USF's WebQuest 


 a Student Webquest  by: Damian Wulff    



You go to the polls and cast your vote and the candidate with the most votes is the new president, right?  Not Quite!  All you're really doing is telling a group of electors from your state who you would like them to vote for when they cast the ballots that actually elect the president about a month later.  Does that seem right?  Did you know our election process worked that way?  Together, the electors from each state make up the Electoral College and it's the Electoral College that ultimately decides who wins the election and becomes the next President of the United States.  How and why was the Electoral College created?  Has it ever really influenced the results of an election?  Should we keep it around for future elections?  These are the questions before you.    



What you need to do is research the history of the Electoral College and decide whether it's an institution we need as part of our election process or something we ought to do away with.  Be prepared to participate in a class debate on that question and, then, to write a 2-3 page persuasive essay expressing the reasons for your opinion.  To do this, use the resources provided to examine why the Electoral College was originally created and how it functions today.  Also, review the four elections in which it has figured most prominently (especially the 2000 Bush v. Gore election) and play with Electoral College calculator to see how the vote in each state can potentially influence an election.  Finally, consider some of the common arguments for and against the continuation of the Electoral College for future elections.            



     1. Research the issue using the resources provided. 

     2. Participate and, as necessary, take notes during the class debate.

     3. Write an editorial (2-3 pages) in support of or opposition to maintaining the Electoral College. 






Grading Criteria (pts.)

Insufficient (0-5)

Sufficient (6-11)

Excellent (12-15)

Structure (15)

Editorial is poorly organized. Lacks clear introduction, body, and conclusion. Editorial is adequately organized. Introduction, body, and conclusion are present but less than thorough. Editorial is well organized.  Introduction, body, and conclusion are present and thorough.

Content Accuracy (15)

Editorial includes many historical and factual inaccuracies.  Editorial contains minor historical or factual mistakes. Editorial is historically and factually accurate throughout.

Issue Framing (40)

Editorial poorly explains the debate and does not outline arguments on both sides. Editorial adequately outlines the debate and attempts to present arguments on each side, but is less than clear.

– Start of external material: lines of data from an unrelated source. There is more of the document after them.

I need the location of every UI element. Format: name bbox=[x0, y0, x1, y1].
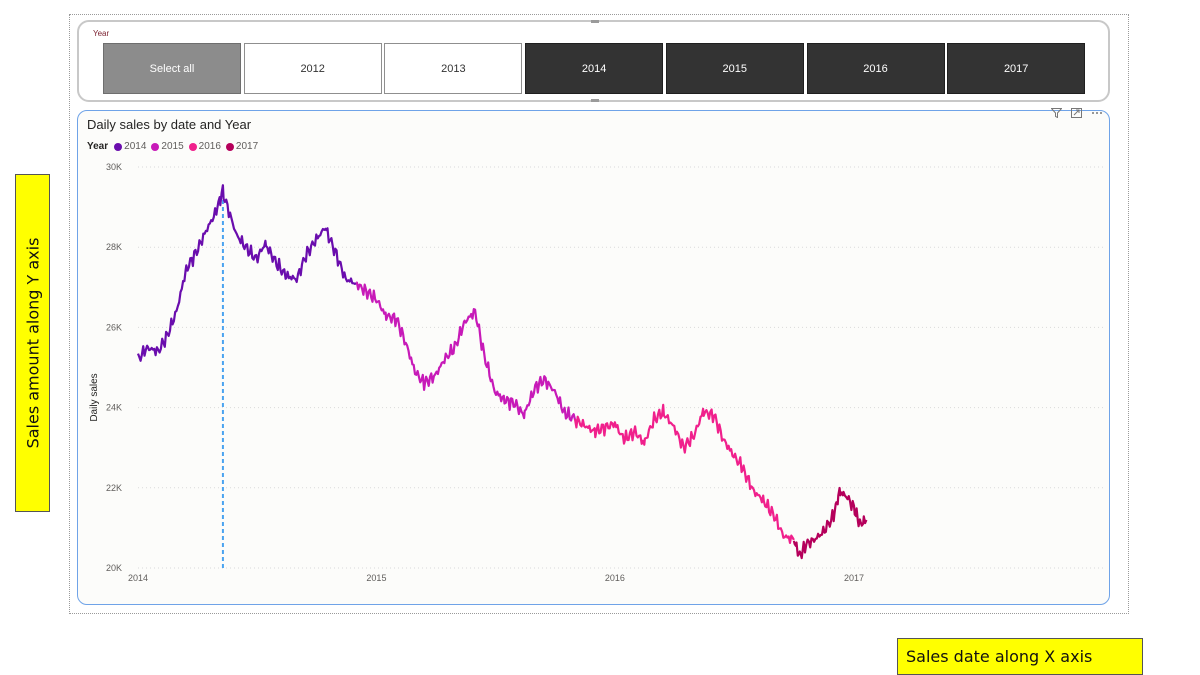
slicer-button-2016[interactable]: 2016 bbox=[806, 43, 945, 94]
legend-label: 2017 bbox=[235, 141, 259, 152]
y-tick-label: 28K bbox=[106, 242, 122, 252]
slicer-button-2015[interactable]: 2015 bbox=[665, 43, 804, 94]
series-line-2015[interactable] bbox=[355, 281, 577, 422]
x-tick-label: 2016 bbox=[605, 573, 625, 583]
legend-label: 2014 bbox=[124, 141, 147, 152]
legend-marker bbox=[151, 142, 160, 151]
slicer-title: Year bbox=[93, 29, 110, 38]
legend-marker bbox=[225, 142, 234, 151]
slicer-button-2014[interactable]: 2014 bbox=[525, 43, 664, 94]
line-chart-card[interactable]: Daily sales by date and Year Year 2014 20… bbox=[77, 108, 1110, 605]
legend-label: 2016 bbox=[198, 141, 221, 152]
legend-marker bbox=[114, 142, 123, 151]
visual-header bbox=[1050, 108, 1103, 121]
y-tick-label: 22K bbox=[106, 483, 122, 493]
x-axis-callout: Sales date along X axis bbox=[897, 638, 1143, 675]
chart-legend: Year 2014 2015 2016 2017 bbox=[87, 141, 260, 152]
legend-label: 2015 bbox=[161, 141, 184, 152]
legend-item-2017[interactable]: 2017 bbox=[225, 141, 259, 152]
series-line-2017[interactable] bbox=[792, 486, 868, 560]
y-tick-label: 26K bbox=[106, 322, 122, 332]
y-axis-callout-text: Sales amount along Y axis bbox=[23, 237, 42, 449]
series-line-2014[interactable] bbox=[136, 184, 357, 362]
legend-item-2015[interactable]: 2015 bbox=[151, 141, 184, 152]
slicer-button-2012[interactable]: 2012 bbox=[243, 43, 382, 94]
y-tick-label: 30K bbox=[106, 162, 122, 172]
filter-icon[interactable] bbox=[1050, 108, 1063, 121]
legend-item-2014[interactable]: 2014 bbox=[114, 141, 146, 152]
report-canvas-frame bbox=[69, 14, 1129, 614]
y-tick-label: 20K bbox=[106, 563, 122, 573]
y-axis-title: Daily sales bbox=[89, 373, 100, 421]
y-axis-callout: Sales amount along Y axis bbox=[15, 174, 50, 512]
focus-mode-icon[interactable] bbox=[1071, 108, 1082, 121]
chart-plot: 20K 22K 24K 26K 28K 30K 2014 2015 2016 2017 Daily … bbox=[89, 162, 1106, 583]
slicer-button-select-all[interactable]: Select all bbox=[103, 43, 241, 94]
resize-handle-bottom[interactable] bbox=[591, 99, 599, 102]
resize-handle-top[interactable] bbox=[591, 20, 599, 23]
legend-item-2016[interactable]: 2016 bbox=[188, 141, 221, 152]
slicer-button-2017[interactable]: 2017 bbox=[947, 43, 1086, 94]
x-tick-label: 2014 bbox=[128, 573, 148, 583]
chart-title: Daily sales by date and Year bbox=[87, 117, 252, 132]
slicer-button-2013[interactable]: 2013 bbox=[384, 43, 523, 94]
y-tick-label: 24K bbox=[106, 403, 122, 413]
legend-marker bbox=[188, 142, 197, 151]
more-options-icon[interactable] bbox=[1091, 108, 1103, 121]
legend-title: Year bbox=[87, 141, 109, 152]
x-tick-label: 2017 bbox=[844, 573, 864, 583]
x-tick-label: 2015 bbox=[366, 573, 386, 583]
slicer-button-group: Select all 2012 2013 2014 2015 2016 2017 bbox=[103, 43, 1087, 95]
year-slicer: Year Select all 2012 2013 2014 2015 2016 2017 bbox=[77, 20, 1110, 102]
series-line-2016[interactable] bbox=[573, 403, 795, 544]
x-axis-callout-text: Sales date along X axis bbox=[906, 647, 1093, 666]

Editorial clearly defines the debate and thoroughly summarizes arguments on each side.

Position Expression (30) 

Editorial does not defend a position and/or fails to provide supporting reasons.  Editorial takes a position and offers some sporting reasons. Editorial takes a position and offers strong supporting ideas.



The Electoral College has been, and continues to be, a critical part of our presidential election process.  To not understand what it is, why it exists, and how it functions is to not understand that process.  The goal of this webquest was to familiarize you with the Electoral College and to increase your awareness of how it influences the outcome of each and every presidential election.  The next election is now just over two years away.  Do you know how many electoral votes are at play in your state?  Do you know which candidate received the electoral votes from your state in the previous election?  Knowing the answers to these kinds of questions and understanding how the Electoral College works should help you to see how you and your friends really can have a voice in determining who leads the United States of America and deciding what we, as a nation, stand for.